In July, I upgraded my Toshiba laptop from Windows 8.2 to Windows 10. All went well until this past week.
I had been working from my non privileged account. When I logged off, it seemed to take an inordinately long time to accomplish the task.
When I logged back on, after an even longer period of time, I got a message that read,
"Windows couldn't connect to the Group Policy Client service. Please consult your system administrator."
I was unable to log onto my non privileged account.
I was finally able to log on to my administrative account and, by restoring Windows to a week earlier, regain use of my non privileged account. However, a subsequent lengthy log off left me, again, with the same problem and message.
Does anyone know a solution to my problem?
I have seen some solutions offered the same problem for Windows 7 and Windows 8.2. I suspect that those solutions may work for Windows 10 in some form but wonder that Windows 10 may take special consideration?
I am hesitant to screw around with the registry without some assurance that it will work and am somewhat cautious about making registry changes but have done so by carefully following proven instructions.


----------



## managed

Post links to the registry fixes you mentioned then we can (hopefully) advise you if they look safe.


----------



## bobr1940

These are two of the links that looked promising.

http://www.thewindowsclub.com/fix-group-policy-client-service-failed-logon-windows-8
http://www.bleepingcomputer.com/forums/t/563235/group-policy-client-service-error/


----------



## managed

Ok thanks. Both links give the same instructions and I think you can follow them safely.
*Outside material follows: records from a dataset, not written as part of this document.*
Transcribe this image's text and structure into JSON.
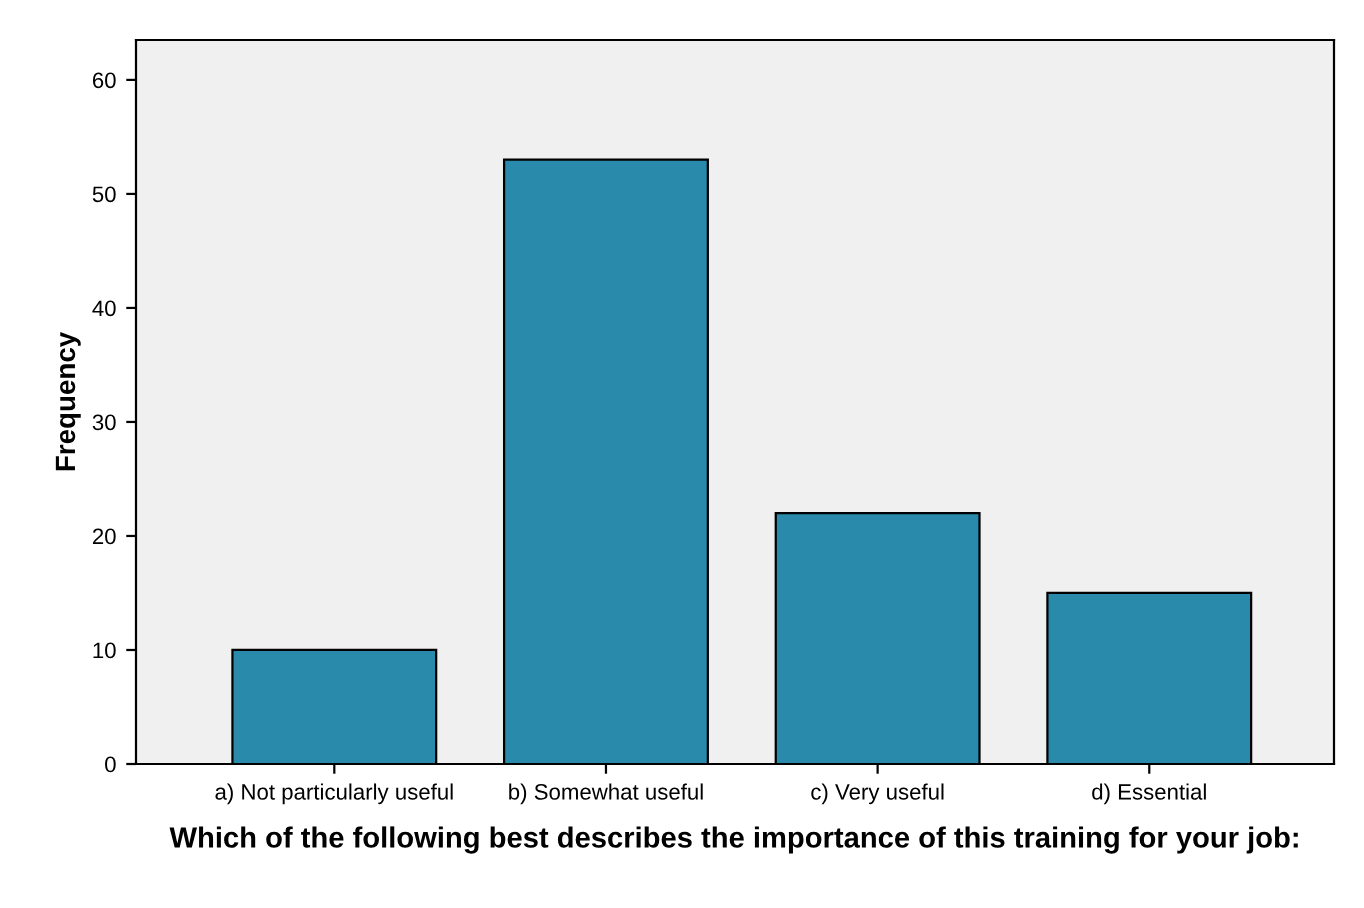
{
  "chart_data": {
    "type": "bar",
    "xlabel": "Which of the following best describes the importance of this training for your job:",
    "ylabel": "Frequency",
    "categories": [
      "a) Not particularly useful",
      "b) Somewhat useful",
      "c) Very useful",
      "d) Essential"
    ],
    "values": [
      10,
      53,
      22,
      15
    ],
    "color": "#2a8aab",
    "ylim": [
      0,
      63.5
    ],
    "yticks": [
      0,
      10,
      20,
      30,
      40,
      50,
      60
    ],
    "grid": false
  }
}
There is a link to a Video at your second link's post #3 which shows exactly how to do the registry changes if you need it.


----------



## bobr1940

I followed the procedure in the first video and found nothing wrong nor missing.
Upon following the procedure in the second video, I also found nothing wrong nor missing. But, after restarting Windows and rechecking services, I found the Group Policy Client running. I was able to log in via my non privileged account.
Problem solved!
Thank you for your help.


----------



## managed

As long as it worked ! :up:

(if you're sure it's fixed now please mark this topic Solved).


----------